Maarten Haijer, the secretary general of the European Gaming and Betting Association, has blasted Italy’s blanket ban on gambling advertising as impractical and “counterproductive”.

As reported earlier this week by iGamingBusiness.com, Italy’s Council of Ministers has approved a ban on gambling advertising from January 1, 2019.

The ban will apply to all gambling-related products and services across all media platforms – including television, websites and radio – and sports clubs will also be prohibited from carrying sponsors from the industry.

It later emerged that existing gambling sponsorship deals will only be allowed to run until June 30 next year at the latest, although a final cut-off date is yet to be confirmed.

“One of the important benefits of gambling advertising is that it directs Italian customers towards those gambling operators who are licensed to operate and comply with the rules in Italy,” Haijer (pictured) said.

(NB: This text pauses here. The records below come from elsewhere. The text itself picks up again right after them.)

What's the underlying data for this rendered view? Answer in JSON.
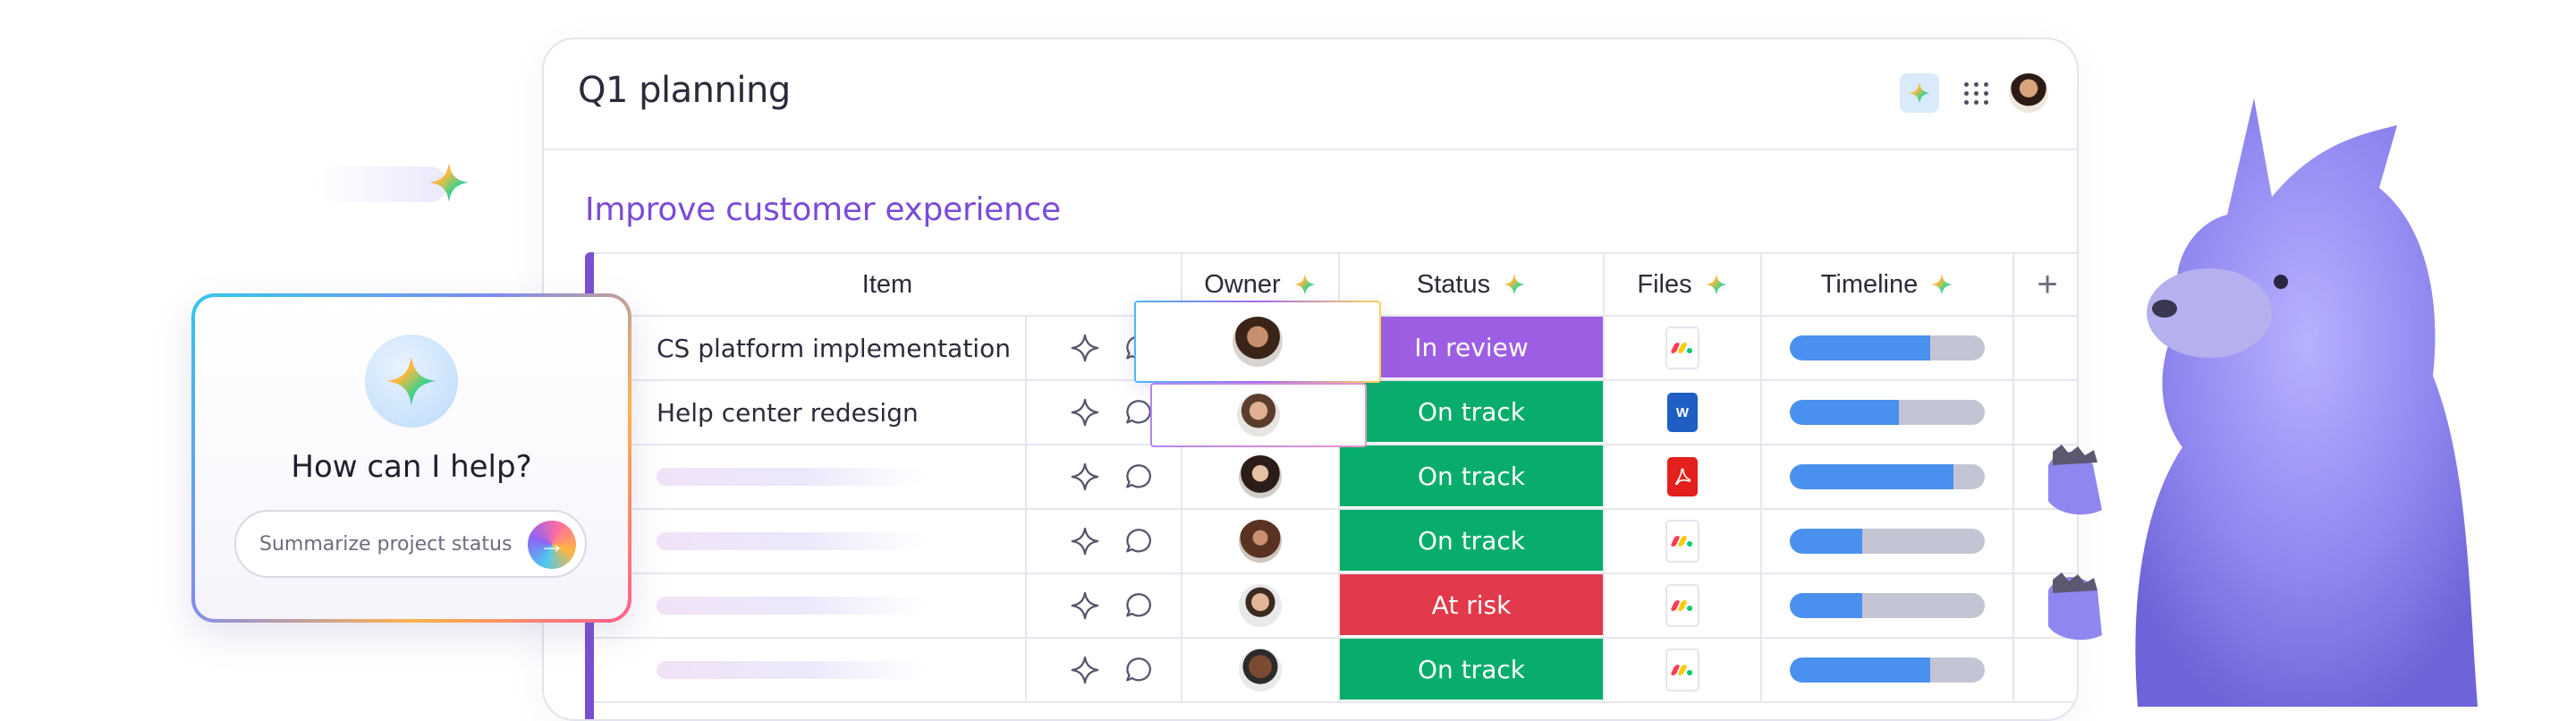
{
  "board": {
    "title": "Q1 planning",
    "group_title": "Improve customer experience",
    "columns": {
      "item": "Item",
      "owner": "Owner",
      "status": "Status",
      "files": "Files",
      "timeline": "Timeline",
      "add": "+"
    },
    "rows": [
      {
        "item": "CS platform implementation",
        "status": "In review",
        "status_color": "#9d5ee3",
        "file": "monday-file-icon",
        "timeline": 0.72,
        "owner": "avatar-woman-long-hair"
      },
      {
        "item": "Help center redesign",
        "status": "On track",
        "status_color": "#08ad6c",
        "file": "word-file-icon",
        "timeline": 0.56,
        "owner": "avatar-man-beard"
      },
      {
        "item": "",
        "status": "On track",
        "status_color": "#08ad6c",
        "file": "pdf-file-icon",
        "timeline": 0.84,
        "owner": "avatar-woman-dark-hair"
      },
      {
        "item": "",
        "status": "On track",
        "status_color": "#08ad6c",
        "file": "monday-file-icon",
        "timeline": 0.37,
        "owner": "avatar-woman-curly"
      },
      {
        "item": "",
        "status": "At risk",
        "status_color": "#e2394b",
        "file": "monday-file-icon",
        "timeline": 0.37,
        "owner": "avatar-man-stubble"
      },
      {
        "item": "",
        "status": "On track",
        "status_color": "#08ad6c",
        "file": "monday-file-icon",
        "timeline": 0.72,
        "owner": "avatar-man-bald"
      }
    ]
  },
  "assistant": {
    "title": "How can I help?",
    "input_value": "Summarize project status"
  },
  "colors": {
    "accent": "#7b4bd8",
    "timeline_fill": "#4a90ee",
    "timeline_track": "#c4c5d4"
  }
}
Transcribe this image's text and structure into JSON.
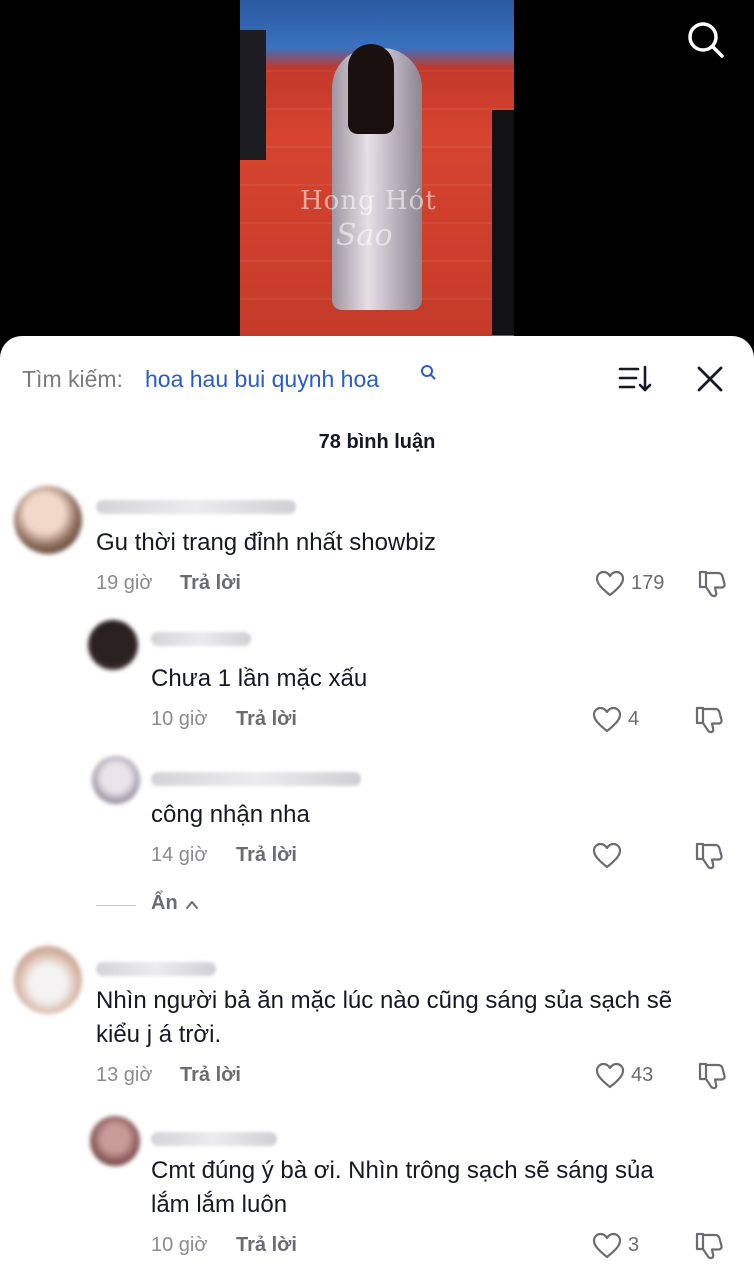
{
  "video": {
    "watermark_line1": "Hong Hót",
    "watermark_line2": "Sao"
  },
  "header": {
    "search_label": "Tìm kiếm:",
    "search_query": "hoa hau bui quynh hoa",
    "comment_count": "78 bình luận"
  },
  "icons": {
    "top_search": "search-icon",
    "sort": "sort-icon",
    "close": "close-icon",
    "like": "heart-icon",
    "dislike": "thumbs-down-icon"
  },
  "comments": [
    {
      "text": "Gu thời trang đỉnh nhất showbiz",
      "time": "19 giờ",
      "reply": "Trả lời",
      "likes": "179"
    },
    {
      "text": "Chưa 1 lần mặc xấu",
      "time": "10 giờ",
      "reply": "Trả lời",
      "likes": "4"
    },
    {
      "text": "công nhận nha",
      "time": "14 giờ",
      "reply": "Trả lời",
      "likes": ""
    },
    {
      "text": "Nhìn người bả ăn mặc lúc nào cũng sáng sủa sạch sẽ",
      "text2": "kiểu j á trời.",
      "time": "13 giờ",
      "reply": "Trả lời",
      "likes": "43"
    },
    {
      "text": "Cmt đúng ý bà ơi. Nhìn trông sạch sẽ sáng sủa",
      "text2": "lắm lắm luôn",
      "time": "10 giờ",
      "reply": "Trả lời",
      "likes": "3"
    }
  ],
  "hide_replies": "Ẩn",
  "colors": {
    "accent": "#2a5cc4",
    "text": "#161823",
    "muted": "#8a8b91"
  }
}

“Without advertising black market gambling will increase – with customers accessing websites which are not licensed in Italy and operate outside the regulated framework, including the legal protective safeguards for consumers. No other country in Europe currently bans gambling advertising precisely for this very reason.”

The new legislation, dubbed the ‘Dignity Decree’, has already been criticised by industry stakeholders, LOGiCO, a trade body representing the interests of online operators in Italy, and Lega Serie A, which runs the country’s top football division.

Haijer added that a ban on gambling advertising will have a significant impact on Italian sports, with operators currently contributing about €120m (£106m/$141m) towards sports teams and leagues in the country every year.

“This sponsorship is important to these teams and will be put in jeopardy,” he added. “That is why we have already seen a strong reaction from the Serie A to the proposal.

“We would also question the practicality of introducing a total ban on advertising as a result of the cross-border nature of the internet and television. Italian citizens will continue to see gambling advertising, except that those ads will advertise websites that are not licensed in Italy.

“We strongly support measures to clamp down on irresponsible gambling advertising in order to protect consumers – but a total ban on advertising is counterproductive to this. The government should instead focus on encouraging responsible gambling advertising which sufficiently directs consumers to the regulated operators and at the same time does not entice problem gamblers or young people to gamble.”